1) Early and non-invasive detection of CKD. Late stage CKD is very difficult to treat and the "Holy Grail" remains early disease detection since standard of care medication, such as inhibitors of the renin angiotensin system, are generally quite effective in delaying the progression of the disease. In children, CKD is frequently related to abnormal kidney development, while in adults this essentially results from diabetes and aging. We focus on early disease detection using “omics” approaches to identify biomarkers in body fluids such as urine, blood and amniotic fluid. In addition to their contribution to early detection of CKD, these omics-related markers are also analyzed for the potential involvement in the pathophysiology of the disease using models systems. Our ultimate goal is to provide early CKD detection tests for the clinic, provide innovative therapeutic strategies and improve its management. To achieve these goals, we have access to several thousand samples and follow-up data of adult and pediatric patients and a wide panel of model systems.
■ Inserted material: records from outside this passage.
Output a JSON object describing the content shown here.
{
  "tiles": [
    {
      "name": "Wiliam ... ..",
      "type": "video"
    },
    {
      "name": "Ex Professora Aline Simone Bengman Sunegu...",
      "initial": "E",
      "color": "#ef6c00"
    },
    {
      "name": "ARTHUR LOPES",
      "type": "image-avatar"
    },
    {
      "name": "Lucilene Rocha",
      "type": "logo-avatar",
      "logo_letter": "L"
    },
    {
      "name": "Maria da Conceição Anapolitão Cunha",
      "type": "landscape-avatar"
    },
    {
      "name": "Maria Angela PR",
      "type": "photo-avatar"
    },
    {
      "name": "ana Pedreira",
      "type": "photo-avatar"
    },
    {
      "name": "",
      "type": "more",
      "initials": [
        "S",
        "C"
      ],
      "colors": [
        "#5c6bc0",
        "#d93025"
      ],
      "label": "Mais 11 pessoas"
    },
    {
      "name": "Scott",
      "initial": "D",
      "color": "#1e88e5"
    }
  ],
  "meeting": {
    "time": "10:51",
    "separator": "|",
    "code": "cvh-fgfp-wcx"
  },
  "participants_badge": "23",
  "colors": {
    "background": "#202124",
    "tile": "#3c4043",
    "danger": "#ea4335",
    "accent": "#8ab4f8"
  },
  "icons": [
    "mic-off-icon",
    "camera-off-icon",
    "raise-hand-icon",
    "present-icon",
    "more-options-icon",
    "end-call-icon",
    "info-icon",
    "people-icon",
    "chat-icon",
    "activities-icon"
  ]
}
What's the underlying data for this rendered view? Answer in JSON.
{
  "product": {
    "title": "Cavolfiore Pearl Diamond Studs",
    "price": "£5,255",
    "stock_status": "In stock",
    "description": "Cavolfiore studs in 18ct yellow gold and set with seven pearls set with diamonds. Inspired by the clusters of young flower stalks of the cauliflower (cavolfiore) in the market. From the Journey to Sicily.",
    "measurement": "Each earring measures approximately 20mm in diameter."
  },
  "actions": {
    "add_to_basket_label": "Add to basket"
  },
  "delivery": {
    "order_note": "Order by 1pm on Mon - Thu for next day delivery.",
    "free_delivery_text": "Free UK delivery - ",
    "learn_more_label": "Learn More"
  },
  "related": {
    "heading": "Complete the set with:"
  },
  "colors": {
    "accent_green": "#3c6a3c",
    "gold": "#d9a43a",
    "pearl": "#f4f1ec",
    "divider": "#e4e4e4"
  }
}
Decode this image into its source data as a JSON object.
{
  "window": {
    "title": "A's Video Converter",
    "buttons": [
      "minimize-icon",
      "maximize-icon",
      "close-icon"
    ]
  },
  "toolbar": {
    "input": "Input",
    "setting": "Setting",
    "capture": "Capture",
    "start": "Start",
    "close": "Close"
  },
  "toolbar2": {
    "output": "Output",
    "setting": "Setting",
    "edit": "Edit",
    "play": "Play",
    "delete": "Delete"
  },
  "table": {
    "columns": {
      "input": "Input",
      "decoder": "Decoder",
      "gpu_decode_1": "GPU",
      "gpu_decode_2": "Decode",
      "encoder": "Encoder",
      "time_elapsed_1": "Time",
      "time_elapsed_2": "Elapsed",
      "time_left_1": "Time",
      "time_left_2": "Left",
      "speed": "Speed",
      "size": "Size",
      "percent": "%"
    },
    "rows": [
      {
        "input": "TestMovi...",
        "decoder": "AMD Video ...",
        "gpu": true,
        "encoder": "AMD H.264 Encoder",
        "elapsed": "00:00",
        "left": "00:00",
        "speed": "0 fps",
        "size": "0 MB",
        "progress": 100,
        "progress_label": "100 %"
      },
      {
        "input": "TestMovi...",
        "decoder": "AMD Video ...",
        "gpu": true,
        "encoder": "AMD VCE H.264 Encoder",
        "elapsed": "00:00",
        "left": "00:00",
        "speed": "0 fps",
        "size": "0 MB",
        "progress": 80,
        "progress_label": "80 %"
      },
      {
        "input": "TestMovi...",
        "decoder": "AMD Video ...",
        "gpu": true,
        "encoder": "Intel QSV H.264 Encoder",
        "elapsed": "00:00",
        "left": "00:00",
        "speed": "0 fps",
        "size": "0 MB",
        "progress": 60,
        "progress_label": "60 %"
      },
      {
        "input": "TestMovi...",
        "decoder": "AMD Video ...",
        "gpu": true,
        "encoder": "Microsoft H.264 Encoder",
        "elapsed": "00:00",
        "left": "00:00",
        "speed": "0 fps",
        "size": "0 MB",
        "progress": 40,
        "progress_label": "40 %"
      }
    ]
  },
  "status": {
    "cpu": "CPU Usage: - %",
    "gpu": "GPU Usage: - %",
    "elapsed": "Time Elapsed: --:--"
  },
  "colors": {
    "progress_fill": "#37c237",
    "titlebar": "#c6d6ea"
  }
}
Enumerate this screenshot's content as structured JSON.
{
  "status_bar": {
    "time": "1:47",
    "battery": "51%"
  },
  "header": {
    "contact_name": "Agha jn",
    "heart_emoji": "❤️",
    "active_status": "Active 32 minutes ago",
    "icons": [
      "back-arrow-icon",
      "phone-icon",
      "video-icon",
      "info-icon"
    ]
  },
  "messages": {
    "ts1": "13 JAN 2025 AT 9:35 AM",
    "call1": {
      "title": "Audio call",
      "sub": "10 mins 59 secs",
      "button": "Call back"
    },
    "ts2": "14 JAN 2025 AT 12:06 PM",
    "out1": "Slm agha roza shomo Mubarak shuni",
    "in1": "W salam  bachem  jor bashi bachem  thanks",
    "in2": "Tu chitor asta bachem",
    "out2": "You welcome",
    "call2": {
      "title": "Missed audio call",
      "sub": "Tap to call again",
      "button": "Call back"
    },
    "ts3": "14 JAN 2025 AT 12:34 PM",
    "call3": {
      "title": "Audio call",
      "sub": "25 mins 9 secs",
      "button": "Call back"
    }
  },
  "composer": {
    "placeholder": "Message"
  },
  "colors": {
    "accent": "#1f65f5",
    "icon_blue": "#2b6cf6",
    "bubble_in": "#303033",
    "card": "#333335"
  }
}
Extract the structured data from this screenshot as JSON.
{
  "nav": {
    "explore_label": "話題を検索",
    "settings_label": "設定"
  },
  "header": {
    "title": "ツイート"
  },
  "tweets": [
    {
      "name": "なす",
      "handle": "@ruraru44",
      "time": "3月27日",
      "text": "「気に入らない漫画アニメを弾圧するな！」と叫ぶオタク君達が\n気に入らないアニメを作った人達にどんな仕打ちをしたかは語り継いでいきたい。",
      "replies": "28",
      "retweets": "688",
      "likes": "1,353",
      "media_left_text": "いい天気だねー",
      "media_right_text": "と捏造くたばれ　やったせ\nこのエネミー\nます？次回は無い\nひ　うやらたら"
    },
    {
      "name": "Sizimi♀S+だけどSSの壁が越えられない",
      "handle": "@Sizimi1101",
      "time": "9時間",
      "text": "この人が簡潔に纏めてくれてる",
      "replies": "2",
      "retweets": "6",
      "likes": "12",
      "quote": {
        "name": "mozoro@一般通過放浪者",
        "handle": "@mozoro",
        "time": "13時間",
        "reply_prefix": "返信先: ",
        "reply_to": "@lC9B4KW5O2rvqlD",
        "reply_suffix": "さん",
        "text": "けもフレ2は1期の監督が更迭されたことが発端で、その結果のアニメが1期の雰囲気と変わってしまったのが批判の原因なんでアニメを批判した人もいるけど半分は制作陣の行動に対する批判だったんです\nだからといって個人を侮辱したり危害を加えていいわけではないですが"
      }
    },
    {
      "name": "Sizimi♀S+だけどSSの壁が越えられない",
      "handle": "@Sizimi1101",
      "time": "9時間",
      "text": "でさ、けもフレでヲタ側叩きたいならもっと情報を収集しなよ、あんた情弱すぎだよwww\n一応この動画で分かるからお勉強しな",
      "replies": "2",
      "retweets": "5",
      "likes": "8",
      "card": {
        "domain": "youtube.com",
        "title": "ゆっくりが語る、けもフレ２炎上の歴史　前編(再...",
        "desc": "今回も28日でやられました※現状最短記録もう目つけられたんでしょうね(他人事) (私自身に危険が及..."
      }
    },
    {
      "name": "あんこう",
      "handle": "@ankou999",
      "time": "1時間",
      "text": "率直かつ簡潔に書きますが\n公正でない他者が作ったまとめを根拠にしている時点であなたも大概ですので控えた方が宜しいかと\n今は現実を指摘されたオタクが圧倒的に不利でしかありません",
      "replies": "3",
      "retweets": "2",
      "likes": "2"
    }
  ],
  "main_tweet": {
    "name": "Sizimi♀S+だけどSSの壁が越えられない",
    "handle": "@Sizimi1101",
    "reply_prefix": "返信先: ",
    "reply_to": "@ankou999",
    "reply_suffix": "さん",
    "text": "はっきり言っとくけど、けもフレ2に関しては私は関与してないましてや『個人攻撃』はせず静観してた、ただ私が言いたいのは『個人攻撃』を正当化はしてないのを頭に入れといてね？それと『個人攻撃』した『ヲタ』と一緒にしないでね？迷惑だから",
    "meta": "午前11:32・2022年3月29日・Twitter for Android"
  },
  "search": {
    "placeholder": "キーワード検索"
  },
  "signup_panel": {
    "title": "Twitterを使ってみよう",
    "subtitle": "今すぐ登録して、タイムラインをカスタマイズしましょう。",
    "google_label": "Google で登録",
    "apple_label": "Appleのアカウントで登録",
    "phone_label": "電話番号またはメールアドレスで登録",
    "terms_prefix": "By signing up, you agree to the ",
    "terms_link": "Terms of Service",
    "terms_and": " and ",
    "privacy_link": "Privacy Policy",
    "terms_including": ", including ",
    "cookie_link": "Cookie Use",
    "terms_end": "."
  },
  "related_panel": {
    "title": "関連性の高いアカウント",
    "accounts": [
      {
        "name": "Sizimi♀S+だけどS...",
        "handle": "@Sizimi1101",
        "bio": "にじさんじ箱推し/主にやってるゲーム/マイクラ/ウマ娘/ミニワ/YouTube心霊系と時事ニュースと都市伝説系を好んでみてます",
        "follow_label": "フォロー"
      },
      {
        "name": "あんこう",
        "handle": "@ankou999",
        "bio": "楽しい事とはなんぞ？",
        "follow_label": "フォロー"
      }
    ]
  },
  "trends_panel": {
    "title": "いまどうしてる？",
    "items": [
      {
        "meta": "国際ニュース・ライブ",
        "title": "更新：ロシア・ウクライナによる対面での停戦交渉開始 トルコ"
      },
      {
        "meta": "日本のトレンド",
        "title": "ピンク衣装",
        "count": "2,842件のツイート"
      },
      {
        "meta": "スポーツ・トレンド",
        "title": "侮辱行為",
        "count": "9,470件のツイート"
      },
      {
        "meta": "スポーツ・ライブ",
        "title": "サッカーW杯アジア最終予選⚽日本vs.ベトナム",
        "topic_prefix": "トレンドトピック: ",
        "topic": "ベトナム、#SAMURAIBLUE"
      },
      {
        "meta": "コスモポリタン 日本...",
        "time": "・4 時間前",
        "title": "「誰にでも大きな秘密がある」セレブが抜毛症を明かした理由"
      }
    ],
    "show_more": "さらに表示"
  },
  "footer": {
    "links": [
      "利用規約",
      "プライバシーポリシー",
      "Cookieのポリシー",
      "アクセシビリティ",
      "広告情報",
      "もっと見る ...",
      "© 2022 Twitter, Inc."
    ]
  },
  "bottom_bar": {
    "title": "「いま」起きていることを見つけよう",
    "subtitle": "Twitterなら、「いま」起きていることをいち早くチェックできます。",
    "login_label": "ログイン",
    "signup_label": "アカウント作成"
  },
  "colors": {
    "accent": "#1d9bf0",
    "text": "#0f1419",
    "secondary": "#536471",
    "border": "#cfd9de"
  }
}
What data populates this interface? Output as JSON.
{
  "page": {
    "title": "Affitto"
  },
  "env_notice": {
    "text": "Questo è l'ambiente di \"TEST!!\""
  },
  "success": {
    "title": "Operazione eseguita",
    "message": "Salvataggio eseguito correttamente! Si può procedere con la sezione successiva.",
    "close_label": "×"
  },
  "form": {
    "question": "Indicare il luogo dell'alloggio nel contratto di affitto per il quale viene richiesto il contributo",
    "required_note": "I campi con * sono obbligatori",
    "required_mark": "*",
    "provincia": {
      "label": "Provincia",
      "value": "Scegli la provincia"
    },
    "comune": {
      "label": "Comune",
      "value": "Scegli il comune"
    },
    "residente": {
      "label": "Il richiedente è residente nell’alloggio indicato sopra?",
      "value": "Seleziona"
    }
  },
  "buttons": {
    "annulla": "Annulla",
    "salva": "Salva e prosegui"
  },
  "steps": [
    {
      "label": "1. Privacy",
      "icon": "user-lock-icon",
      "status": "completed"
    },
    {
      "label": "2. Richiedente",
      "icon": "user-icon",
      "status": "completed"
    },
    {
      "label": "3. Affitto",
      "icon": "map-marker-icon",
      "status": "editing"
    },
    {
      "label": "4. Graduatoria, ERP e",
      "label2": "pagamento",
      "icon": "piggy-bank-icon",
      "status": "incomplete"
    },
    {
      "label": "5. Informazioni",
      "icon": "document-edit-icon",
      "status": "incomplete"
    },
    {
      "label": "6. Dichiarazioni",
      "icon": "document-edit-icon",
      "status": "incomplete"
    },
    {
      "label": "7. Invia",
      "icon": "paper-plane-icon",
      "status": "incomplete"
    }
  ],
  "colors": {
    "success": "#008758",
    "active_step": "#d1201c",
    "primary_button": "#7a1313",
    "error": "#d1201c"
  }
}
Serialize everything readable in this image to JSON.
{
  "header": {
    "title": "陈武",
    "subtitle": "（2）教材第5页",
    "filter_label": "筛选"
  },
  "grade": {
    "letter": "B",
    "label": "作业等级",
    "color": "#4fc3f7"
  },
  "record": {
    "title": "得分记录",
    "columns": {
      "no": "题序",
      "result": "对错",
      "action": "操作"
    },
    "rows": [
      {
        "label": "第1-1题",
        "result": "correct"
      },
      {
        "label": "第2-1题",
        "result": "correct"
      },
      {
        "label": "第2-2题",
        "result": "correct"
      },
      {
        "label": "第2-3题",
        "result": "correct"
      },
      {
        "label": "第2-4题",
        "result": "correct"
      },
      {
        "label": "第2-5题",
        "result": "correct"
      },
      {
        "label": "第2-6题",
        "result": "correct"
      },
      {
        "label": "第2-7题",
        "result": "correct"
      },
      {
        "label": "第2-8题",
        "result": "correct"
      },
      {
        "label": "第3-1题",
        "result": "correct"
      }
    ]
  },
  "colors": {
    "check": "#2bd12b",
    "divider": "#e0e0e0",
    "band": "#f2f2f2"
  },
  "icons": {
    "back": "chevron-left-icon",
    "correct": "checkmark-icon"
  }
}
2) Early detection of AKI and improvement of treatment. AKI is a common complication in hospitalized patients. It is associated with an increased risk of early and late mortality, as well as the development of CKD among survivors. The absence of AKI predictors (before renal aggression) and of early and robust AKI biomarkers (4 to 6 hours after aggression) do not allow to stratify the patients upstream or immediately after renal aggression and according to the risk of AKI. It is therefore essential to improve this stratification (in particular pre-aggression) in order to personalize the management and to offer a specific treatment only to patients at risk of or developing AKI. Such optimized stratification should also facilitate the identification of new treatments and reduce the number of patients to include in interventional clinical studies. It will finally identify a panel of biomarkers that can be used in humans or animals to promote the transferability of a molecule from animals to humans.

3) Reduce cardiovascular complications. CKD is associated with a very high risk of cardiovascular mortality (CV). However, the mechanisms of the cardiovascular complications of CKD are atypical and therefore still poorly understood. In particular, atheroma plaques in CKD patients are defined by the aberrant development of compromised blood vessels and micro-calcifications. In addition, cardiovascular lesions appear in a silent manner and are generally detected only at an advanced stage, at the time of the occurrence of a CV event. It is therefore essential to better understand the pathophysiology of CV complications, but also to identify at an early stage CKD patients at risk for CV complications in order to improve their management and to individualize their medical follow-up. This research is expected to improve the quality of life of many patients with CKD, allowing older people who are severely affected by this disease to age better.

Focus on omics. Much of our research is based on data obtained by omic approaches because it has been shown that complex pathologies, such as nephropathies, cannot be described by one or two markers only. We are therefore working towards the detection of molecular signatures of kidney disease that may be mono-omic (Decramer et al., Nat Med 2006, Klein et al., Sci Transl Med 2013) or multi-omic to further improve the description of this complex pathology. These omics approaches are also useful for: i) discovering new drugs through drug repositioning as we have recently shown (Schanstra et al., JCI-Insight 2019); ii) improve the translatability of preclinical observations by the generation of humanized non-invasive signatures in animals (Klein et al., Kidney Int 2016); iii) identify new targets both in the area of ​​cardiovascular complications and of renal development.

Humanization

Expected benefits
- Non-invasive diagnostic tests for early detection of kidney disease, progression and complications.
- Specific targets (drugs) and appropriate management to prevent the development and complications of kidney disease.